Norina Bentzel has reason to be grateful. On Friday, February 2, 2001, a 52-year-old man wielding a 2-foot-long machete entered the North Hopewell-Winterstown Elementary School in south central Pennsylvania where she was school principal and started randomly attacking anyone who got in his way.

Although no one was killed, some of those attacked sustained serious injuries. Norina’s were the worst. Her hands and arms were so severely cut by the machete that emergency responders opted to send her by helicopter to The Curtis National Hand Center at MedStar Union Memorial Hospital, widely recognized as the largest, most experienced hand surgery and rehabilitation center in the nation.

There, surgeons—a team working on each hand—painstakingly reattached several of her fingers, which were nearly severed. The injuries to her arms were so bad that they had to implant a titanium plate in one of her wrists to hold the bones together. After 5 days in the hospital she was discharged, subsequently spending 18 months in physical therapy.

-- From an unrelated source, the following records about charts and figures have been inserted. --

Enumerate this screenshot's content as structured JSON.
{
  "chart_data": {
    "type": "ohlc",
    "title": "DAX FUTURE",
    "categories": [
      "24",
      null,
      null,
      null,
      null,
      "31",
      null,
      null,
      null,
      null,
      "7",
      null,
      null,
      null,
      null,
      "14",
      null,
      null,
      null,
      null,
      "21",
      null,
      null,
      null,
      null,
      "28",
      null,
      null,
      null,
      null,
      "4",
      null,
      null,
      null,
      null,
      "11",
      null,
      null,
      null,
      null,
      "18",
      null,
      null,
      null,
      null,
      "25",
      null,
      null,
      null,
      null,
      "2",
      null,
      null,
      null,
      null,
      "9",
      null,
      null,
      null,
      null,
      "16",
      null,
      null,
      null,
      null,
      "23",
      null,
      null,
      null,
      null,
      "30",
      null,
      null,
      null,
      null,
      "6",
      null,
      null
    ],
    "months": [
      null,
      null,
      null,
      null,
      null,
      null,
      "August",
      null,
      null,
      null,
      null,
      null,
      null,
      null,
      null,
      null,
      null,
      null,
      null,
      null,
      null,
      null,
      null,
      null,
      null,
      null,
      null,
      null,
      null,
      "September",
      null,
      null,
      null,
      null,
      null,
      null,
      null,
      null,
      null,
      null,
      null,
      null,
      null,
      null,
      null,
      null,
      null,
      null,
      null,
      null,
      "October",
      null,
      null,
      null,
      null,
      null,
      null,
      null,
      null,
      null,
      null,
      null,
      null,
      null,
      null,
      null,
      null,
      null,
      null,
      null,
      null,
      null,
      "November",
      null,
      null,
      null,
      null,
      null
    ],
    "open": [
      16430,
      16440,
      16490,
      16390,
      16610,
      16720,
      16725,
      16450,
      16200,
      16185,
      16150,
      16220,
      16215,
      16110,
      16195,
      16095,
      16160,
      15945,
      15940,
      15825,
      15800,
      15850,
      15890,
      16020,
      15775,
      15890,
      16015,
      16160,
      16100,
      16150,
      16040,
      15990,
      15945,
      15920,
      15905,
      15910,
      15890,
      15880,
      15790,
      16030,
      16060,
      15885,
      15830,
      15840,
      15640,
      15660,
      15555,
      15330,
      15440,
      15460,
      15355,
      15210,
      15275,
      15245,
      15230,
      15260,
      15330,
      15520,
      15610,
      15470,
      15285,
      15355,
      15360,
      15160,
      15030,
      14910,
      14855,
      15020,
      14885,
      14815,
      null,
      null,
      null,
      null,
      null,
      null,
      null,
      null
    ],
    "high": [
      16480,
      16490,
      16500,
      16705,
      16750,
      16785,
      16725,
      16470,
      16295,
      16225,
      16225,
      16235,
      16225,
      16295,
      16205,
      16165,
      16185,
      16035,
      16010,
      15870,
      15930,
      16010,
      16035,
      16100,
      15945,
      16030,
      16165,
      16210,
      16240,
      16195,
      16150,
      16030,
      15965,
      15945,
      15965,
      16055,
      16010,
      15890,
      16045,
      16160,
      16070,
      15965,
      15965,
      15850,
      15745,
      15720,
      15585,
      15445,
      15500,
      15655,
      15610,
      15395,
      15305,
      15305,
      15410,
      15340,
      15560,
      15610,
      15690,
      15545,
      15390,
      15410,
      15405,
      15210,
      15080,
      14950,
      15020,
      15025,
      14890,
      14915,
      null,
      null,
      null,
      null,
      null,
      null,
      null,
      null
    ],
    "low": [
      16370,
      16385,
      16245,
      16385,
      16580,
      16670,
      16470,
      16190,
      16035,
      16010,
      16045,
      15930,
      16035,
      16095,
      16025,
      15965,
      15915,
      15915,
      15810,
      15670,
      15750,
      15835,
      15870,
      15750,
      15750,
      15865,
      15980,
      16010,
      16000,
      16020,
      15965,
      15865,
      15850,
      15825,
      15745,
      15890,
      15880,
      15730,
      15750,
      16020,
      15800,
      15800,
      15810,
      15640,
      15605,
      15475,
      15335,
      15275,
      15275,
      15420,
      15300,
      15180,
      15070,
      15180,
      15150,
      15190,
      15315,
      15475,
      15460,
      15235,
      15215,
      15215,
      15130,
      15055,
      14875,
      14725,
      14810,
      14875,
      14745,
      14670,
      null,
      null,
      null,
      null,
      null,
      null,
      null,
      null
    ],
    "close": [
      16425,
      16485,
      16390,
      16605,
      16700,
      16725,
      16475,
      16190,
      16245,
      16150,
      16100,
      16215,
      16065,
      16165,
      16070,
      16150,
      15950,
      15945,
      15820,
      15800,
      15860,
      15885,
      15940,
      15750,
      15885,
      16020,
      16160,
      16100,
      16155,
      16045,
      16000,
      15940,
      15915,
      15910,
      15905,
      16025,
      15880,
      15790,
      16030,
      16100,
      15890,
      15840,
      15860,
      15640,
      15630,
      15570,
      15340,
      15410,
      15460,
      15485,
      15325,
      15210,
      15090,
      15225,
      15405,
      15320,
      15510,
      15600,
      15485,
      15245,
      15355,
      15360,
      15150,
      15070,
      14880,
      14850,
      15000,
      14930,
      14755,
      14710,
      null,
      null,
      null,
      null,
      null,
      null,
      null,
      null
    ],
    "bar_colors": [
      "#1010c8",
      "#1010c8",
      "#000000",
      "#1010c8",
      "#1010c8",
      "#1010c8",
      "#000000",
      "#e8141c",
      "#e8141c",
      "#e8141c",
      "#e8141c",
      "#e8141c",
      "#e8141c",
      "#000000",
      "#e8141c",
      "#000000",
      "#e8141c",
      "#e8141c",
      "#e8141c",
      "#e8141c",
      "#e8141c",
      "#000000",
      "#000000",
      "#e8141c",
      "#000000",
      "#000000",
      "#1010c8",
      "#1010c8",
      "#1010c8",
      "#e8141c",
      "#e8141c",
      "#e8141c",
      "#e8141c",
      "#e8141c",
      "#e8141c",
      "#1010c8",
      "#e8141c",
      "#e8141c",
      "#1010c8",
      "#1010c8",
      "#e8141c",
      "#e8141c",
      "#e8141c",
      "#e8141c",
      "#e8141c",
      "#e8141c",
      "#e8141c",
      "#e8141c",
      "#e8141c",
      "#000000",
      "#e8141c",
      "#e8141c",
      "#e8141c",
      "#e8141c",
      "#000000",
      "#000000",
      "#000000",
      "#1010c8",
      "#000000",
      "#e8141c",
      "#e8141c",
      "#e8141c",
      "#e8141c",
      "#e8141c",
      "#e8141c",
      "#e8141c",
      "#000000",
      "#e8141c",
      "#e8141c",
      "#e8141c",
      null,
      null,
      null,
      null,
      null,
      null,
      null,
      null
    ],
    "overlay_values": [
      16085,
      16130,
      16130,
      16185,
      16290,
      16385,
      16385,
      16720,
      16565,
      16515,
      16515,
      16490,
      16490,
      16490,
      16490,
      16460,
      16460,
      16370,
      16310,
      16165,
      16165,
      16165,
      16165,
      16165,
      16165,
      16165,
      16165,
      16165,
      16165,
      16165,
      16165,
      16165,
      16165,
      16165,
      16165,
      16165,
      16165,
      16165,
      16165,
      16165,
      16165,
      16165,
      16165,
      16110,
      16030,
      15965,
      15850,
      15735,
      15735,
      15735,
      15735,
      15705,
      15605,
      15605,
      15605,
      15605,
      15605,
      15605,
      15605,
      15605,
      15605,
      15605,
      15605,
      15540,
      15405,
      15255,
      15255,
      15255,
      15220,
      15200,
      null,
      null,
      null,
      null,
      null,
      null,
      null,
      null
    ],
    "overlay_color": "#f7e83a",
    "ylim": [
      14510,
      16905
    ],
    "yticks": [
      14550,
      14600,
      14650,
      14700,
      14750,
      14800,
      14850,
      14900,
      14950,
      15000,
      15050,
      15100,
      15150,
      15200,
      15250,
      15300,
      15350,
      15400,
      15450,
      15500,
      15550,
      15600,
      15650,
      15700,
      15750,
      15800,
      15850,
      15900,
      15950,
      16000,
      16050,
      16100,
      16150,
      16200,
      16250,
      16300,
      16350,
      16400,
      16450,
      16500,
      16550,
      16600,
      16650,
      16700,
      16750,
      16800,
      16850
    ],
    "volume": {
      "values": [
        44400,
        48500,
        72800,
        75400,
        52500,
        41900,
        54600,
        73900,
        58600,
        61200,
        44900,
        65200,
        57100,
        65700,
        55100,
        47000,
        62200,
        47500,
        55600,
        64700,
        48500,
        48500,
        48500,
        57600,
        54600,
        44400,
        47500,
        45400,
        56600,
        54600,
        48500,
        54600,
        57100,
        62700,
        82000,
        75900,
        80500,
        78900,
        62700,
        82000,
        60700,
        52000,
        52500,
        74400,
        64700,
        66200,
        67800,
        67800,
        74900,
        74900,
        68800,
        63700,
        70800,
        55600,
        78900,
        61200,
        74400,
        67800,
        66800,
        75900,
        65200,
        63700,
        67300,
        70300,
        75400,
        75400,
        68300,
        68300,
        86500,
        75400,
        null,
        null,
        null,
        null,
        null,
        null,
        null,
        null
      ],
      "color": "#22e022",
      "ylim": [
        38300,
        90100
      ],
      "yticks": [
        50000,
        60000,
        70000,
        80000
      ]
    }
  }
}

Despite what she went through, Norina considers herself fortunate. “I had a very positive experience at the hand center,” she says. ”I received the best care you can get. Everyone was wonderful. They even helped my husband find a hotel once he arrived at the hospital, and provided him with clothes and other necessities, since he hadn’t packed anything in his rush to see me.”

Today, Norina, now retired, is doing well. In the 20 years since the attack, she has spoken to more than 60 audiences about the incident, providing insight and observations about this life- altering event, and is currently writing a book about it. She is also incredibly grateful for the care she received at The Curtis National Hand Center, which she and her husband, Jim, acknowledge with an annual philanthropic gift. “It was an emotional experience. The support I received was exceptional.”